Au-delà des projets vedettes, le gouvernement est occupé à une véritable transformation non seulement du régime, mais de la société. Entre autres projets, sont dans les tuyaux la limitation du financement étranger des organisations de défense des droits de l’Homme (suspendu en mai sous pressions internationales), la peine de mort pour les personnes inculpées de terrorisme, l’institutionnalisation de la discrimination commerciale contre les homosexuels au nom de l’opinion religieuse, un traitement encore plus discriminatoire des réfugiés, un contrôle gouvernemental plus étroit sur les médias audiovisuels, le renforcement des pouvoirs de la police, et de ceux des tribunaux rabbiniques dans le droit de la famille (ce qui irait, aussi, contre les droits des femmes), et la séparation des hommes et des femmes dans certains espaces publics. Certains employés des transports ont anticipé sur cette misogynie d’État en demandant à des femmes de s’asseoir à part, voire de couvrir un corps trop visible à leur goût.

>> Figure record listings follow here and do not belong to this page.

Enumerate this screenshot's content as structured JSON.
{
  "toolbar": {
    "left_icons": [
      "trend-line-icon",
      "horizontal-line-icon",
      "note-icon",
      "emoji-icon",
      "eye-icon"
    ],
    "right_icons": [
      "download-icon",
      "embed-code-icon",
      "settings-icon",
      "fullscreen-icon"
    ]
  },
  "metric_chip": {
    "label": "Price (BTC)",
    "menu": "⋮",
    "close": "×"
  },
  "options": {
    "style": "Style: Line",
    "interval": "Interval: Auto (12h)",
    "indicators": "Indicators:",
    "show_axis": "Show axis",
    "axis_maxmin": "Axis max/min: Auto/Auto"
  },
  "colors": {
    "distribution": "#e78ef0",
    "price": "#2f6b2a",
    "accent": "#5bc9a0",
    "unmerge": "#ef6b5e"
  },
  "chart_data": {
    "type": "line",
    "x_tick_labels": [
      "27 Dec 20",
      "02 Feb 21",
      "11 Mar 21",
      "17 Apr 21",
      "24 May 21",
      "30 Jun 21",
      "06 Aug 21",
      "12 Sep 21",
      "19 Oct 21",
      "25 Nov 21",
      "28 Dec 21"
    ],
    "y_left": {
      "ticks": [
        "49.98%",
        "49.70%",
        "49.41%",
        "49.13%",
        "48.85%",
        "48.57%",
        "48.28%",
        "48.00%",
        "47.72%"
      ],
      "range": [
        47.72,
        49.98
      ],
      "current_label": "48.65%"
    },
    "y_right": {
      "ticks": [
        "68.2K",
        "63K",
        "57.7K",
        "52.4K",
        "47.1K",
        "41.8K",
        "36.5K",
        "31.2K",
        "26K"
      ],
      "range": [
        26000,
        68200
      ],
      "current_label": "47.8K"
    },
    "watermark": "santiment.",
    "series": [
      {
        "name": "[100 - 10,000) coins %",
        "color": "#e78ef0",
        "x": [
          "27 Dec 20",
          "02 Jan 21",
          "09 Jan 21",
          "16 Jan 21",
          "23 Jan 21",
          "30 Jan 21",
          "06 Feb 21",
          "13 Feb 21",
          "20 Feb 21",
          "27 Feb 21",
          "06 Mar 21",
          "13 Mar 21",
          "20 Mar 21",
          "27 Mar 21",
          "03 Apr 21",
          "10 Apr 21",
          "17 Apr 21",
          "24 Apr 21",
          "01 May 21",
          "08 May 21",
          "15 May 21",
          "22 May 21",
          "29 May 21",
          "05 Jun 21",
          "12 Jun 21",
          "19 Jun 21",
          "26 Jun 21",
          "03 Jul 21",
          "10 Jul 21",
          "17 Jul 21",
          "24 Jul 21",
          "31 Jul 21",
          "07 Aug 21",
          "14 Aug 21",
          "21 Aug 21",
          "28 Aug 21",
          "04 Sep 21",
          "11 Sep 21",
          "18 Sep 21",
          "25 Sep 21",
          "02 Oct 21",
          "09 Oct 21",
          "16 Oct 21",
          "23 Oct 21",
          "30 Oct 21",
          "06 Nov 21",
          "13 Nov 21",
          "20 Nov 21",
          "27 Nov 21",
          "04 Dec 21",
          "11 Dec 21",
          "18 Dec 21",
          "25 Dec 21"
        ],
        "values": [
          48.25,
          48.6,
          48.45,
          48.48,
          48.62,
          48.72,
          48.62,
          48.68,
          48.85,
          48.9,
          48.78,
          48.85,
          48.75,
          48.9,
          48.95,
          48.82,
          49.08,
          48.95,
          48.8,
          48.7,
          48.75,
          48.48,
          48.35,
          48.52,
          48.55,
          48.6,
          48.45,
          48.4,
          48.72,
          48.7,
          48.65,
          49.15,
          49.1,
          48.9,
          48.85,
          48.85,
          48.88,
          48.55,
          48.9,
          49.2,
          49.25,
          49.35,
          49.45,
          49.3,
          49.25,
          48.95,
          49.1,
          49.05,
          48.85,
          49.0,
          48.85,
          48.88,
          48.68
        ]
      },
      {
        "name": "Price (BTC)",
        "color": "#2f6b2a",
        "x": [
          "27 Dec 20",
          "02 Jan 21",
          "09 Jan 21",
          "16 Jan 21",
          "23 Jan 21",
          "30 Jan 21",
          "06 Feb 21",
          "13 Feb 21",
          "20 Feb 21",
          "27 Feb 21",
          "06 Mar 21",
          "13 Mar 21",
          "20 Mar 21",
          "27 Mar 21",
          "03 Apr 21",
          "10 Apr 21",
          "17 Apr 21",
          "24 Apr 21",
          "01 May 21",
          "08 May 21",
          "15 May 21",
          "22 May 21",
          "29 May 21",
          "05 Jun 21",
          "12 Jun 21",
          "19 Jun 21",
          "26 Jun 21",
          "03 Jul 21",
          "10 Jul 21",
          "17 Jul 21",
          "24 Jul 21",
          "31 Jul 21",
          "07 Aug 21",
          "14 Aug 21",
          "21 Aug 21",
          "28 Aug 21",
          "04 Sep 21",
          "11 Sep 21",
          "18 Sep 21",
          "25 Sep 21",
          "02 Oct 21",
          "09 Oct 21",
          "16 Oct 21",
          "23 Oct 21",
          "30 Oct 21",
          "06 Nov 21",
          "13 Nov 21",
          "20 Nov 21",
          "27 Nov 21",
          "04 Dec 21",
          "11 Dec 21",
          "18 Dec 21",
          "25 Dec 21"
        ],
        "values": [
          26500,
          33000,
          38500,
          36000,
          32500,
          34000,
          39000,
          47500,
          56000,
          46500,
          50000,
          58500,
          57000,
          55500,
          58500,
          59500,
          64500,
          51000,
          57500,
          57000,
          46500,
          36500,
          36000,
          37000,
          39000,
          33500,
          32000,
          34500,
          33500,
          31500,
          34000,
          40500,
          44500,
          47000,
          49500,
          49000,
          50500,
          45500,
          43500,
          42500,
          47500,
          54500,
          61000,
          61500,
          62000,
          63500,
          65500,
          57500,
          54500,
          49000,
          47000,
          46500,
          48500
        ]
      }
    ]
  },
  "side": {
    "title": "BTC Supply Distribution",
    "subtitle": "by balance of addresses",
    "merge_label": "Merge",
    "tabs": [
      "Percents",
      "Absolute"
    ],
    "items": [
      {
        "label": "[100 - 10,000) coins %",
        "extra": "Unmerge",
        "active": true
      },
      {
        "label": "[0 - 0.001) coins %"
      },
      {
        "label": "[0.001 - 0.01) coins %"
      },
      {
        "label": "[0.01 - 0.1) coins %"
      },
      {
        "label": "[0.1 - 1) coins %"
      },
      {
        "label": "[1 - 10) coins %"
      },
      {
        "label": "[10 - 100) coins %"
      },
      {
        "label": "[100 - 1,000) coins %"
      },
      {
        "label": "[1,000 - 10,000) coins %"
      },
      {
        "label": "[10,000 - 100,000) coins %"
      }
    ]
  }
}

Enfin, les colons et leurs partisans veulent faire avancer l’incorporation de la Judée-Samarie (nom biblique de la Cisjordanie) à Israël, avec ou sans annexion officielle, et installer le pouvoir des juifs sur l’ensemble Israël-Palestine. Désormais soutenus par le gouvernement, les colons extrémistes se sentent plus libres que jamais d’agresser les Palestiniens : dans les six premiers mois de 2023, 680 incidents ont été recensés (parmi lesquels des jets de pierres, occupations de pâturages, voitures ou oliviers brûlés) contre 950 pour la totalité de l’année 2022. Le 4 août, dans une « descente » de colons sur un village près de Ramallah, un Palestinien est tué par balles. Itamar Ben Gvir a soutenu publiquement les assassins : « Quiconque se défend contre les lanceurs de pierre devrait recevoir une médaille ». D’autres ministres ont rendu au principal suspect une visite de solidarité que la police a toute de suite autorisée. En février déjà, après une autre attaque contre un village palestinien, officiellement en « représailles » contre le meurtre de deux colons, Betsalel Smotrich avait souhaité que le village concerné soit rayé de la carte.
Les Israéliens juifs aiment décrire leur pays comme « juif et démocratique ». Une célèbre juriste, feu Ruth Gavison, ancienne présidente de l’association pour les droits civils en Israël, aimait dire que la formule était un oxymore : vraiment démocratique, l’État n’aurait plus rien de juif. Tout à fait juif, le pays ne serait plus du tout démocratique : son droit serait religieux, les juifs souhaitant un État laïc perdraient la partie, et le statut inférieur de la minorité palestinienne serait tout à fait officiel, y compris en Israël proprement dit. C’est bien ce qui se dessine.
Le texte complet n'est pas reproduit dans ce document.